The configuration system would need to support diffusion-specific parameters:

{
  "model": {
    "class": "DiffusionModel",
    "config": {
      "timesteps": 1000,
      "beta_start": 1e-4,
      "beta_end": 0.02,
      "batch_size": 64,
      "epochs": 100,
      "lr": 2e-4,
      "network_config": {
        "hidden_dim": 256,
        "num_layers": 4,
        "time_embed_dim": 128
      }
    }
  }
}

Generation Process with Diffusion Models

Reverse Diffusion Process:

@torch.no_grad()
def generate(self, num_samples, conditioning_data=None):
    # Start with random noise
    shape = (num_samples, self.feature_dim, self.sequence_length)
    x = torch.randn(shape, device=self.device)

    # Iteratively denoise
    for i in range(self.timesteps - 1, -1, -1):
        t = torch.full((num_samples,), i, device=self.device, dtype=torch.long)

        # Predict noise
        predicted_noise = self.denoise_network(x, t, conditioning_data)

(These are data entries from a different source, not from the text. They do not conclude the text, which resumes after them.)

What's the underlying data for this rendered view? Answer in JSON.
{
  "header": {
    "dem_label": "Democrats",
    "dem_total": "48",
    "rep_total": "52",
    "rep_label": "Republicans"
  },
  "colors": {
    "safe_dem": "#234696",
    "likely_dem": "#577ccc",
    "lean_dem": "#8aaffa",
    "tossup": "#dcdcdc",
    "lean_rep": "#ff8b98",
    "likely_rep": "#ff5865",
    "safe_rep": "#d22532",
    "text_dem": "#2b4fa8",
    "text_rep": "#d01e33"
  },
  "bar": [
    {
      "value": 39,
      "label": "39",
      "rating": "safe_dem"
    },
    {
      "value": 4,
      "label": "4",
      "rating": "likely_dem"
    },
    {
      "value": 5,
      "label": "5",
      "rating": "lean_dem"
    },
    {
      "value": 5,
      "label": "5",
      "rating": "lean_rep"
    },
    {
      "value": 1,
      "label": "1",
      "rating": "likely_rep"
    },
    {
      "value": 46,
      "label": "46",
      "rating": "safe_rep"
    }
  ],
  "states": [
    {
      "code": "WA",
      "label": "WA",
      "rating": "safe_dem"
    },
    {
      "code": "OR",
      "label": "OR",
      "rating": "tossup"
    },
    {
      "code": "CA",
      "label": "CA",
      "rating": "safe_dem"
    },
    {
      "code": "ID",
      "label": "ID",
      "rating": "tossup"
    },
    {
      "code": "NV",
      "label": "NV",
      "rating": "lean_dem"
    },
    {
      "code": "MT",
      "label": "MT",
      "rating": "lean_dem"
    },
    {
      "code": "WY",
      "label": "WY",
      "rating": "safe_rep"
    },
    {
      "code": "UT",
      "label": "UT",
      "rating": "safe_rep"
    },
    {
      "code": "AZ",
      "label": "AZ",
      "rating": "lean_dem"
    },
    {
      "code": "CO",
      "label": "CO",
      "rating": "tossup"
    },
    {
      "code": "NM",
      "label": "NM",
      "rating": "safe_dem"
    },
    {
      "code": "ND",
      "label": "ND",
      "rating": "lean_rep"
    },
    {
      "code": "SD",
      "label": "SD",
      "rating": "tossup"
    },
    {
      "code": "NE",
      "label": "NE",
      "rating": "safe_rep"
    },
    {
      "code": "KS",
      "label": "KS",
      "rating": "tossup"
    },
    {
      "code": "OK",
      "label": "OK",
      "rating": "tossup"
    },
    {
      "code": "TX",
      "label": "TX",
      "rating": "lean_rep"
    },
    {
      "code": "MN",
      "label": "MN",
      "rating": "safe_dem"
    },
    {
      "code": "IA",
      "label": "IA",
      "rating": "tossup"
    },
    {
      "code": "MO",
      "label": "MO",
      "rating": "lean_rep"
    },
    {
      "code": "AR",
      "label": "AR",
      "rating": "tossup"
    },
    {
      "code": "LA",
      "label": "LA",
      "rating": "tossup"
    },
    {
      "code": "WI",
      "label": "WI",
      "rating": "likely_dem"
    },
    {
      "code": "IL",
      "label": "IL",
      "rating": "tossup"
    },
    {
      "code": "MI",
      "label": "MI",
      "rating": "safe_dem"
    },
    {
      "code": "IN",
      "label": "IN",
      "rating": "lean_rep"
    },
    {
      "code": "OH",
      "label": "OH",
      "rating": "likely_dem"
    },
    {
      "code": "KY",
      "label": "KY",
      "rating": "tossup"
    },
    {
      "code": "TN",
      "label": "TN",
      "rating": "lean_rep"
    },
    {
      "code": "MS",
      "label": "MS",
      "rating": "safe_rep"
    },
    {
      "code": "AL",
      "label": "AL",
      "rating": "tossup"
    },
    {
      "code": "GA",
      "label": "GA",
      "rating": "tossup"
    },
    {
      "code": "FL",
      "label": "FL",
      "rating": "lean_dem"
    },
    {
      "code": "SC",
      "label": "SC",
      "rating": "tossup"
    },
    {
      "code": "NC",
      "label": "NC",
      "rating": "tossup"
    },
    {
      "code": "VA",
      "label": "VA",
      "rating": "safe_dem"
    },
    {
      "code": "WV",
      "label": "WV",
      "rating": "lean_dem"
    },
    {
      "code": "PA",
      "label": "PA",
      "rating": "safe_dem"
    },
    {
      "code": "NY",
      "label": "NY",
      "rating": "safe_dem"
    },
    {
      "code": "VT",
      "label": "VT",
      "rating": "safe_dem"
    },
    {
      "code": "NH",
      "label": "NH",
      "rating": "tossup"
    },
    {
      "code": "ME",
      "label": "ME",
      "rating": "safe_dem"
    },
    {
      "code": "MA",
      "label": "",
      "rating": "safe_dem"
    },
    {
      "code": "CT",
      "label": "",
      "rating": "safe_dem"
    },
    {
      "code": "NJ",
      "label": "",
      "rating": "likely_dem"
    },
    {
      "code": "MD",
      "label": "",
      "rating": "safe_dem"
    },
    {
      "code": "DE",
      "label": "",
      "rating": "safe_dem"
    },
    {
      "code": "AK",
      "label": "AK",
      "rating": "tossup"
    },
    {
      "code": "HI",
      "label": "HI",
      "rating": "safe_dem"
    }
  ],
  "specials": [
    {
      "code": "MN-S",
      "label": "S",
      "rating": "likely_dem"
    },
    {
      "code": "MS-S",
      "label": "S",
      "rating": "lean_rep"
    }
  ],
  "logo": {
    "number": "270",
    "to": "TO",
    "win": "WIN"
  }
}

        # Apply reverse diffusion step
        x = self._reverse_diffusion_step(x, predicted_noise, t)

    return x

def _reverse_diffusion_step(self, x, predicted_noise, t):
    # Apply the reverse diffusion formula
    # This involves computing the mean and variance based on the model's prediction
    pass

Pre/Post Processing Considerations

The pre/post processing pipeline remains largely unchanged since diffusion models work with the same data format as GANs:

Normalization Compatibility:

  • Diffusion models work well with normalized data (typically [-1, 1] or [0, 1])
  • Existing normalization strategies in NetShare are compatible
  • Self-normalization approach can be maintained

Temporal Dependencies:

  • Diffusion models can capture temporal dependencies through attention mechanisms
  • LSTM-based architectures can maintain sequential modeling
  • Generation flags can be handled similarly to GAN approach

Implementation Steps

Step 1: Create Diffusion Model Class

  • Extend the base Model class
  • Implement forward/reverse diffusion processes
  • Create attribute and feature diffusion networks

Step 2: Integrate with Model Manager

  • Ensure compatibility with existing training/generation workflows
  • Maintain distributed computing support through Ray

Step 3: Update Configuration System

  • Add diffusion-specific parameters
  • Maintain backward compatibility with GAN models

Step 4: Testing and Validation

  • Verify that diffusion model produces realistic network traces
  • Compare quality metrics with GAN baseline
  • Ensure distributed generation pipeline works correctly

Advantages of Diffusion Models

Quality Improvements:

  • Better sample diversity compared to GANs
  • More stable training without mode collapse
  • Deterministic generation process

Architecture Benefits:

  • Variational lower bound provides training objective
  • No need for discriminator networks
  • Better handling of multi-modal distributions

Practical Considerations:

  • Potentially longer generation time due to iterative process
  • Higher memory requirements during training
  • More hyperparameters to tune (timesteps, noise schedule)

Challenges and Solutions

Computational Complexity:

  • Diffusion models require multiple forward passes for generation
  • Solution: Use accelerated sampling techniques (DDIM, PLMS)

Temporal Modeling:

  • Maintaining temporal consistency in network traces
  • Solution: Use attention mechanisms and temporal conditioning

Conditional Generation:

  • Generating features conditioned on attributes
  • Solution: Use cross-attention between attribute and feature networks

By following this guide, you can successfully replace the GAN model in NetShare with a diffusion model while maintaining the existing architecture's strengths in distributed computing, preprocessing, and postprocessing.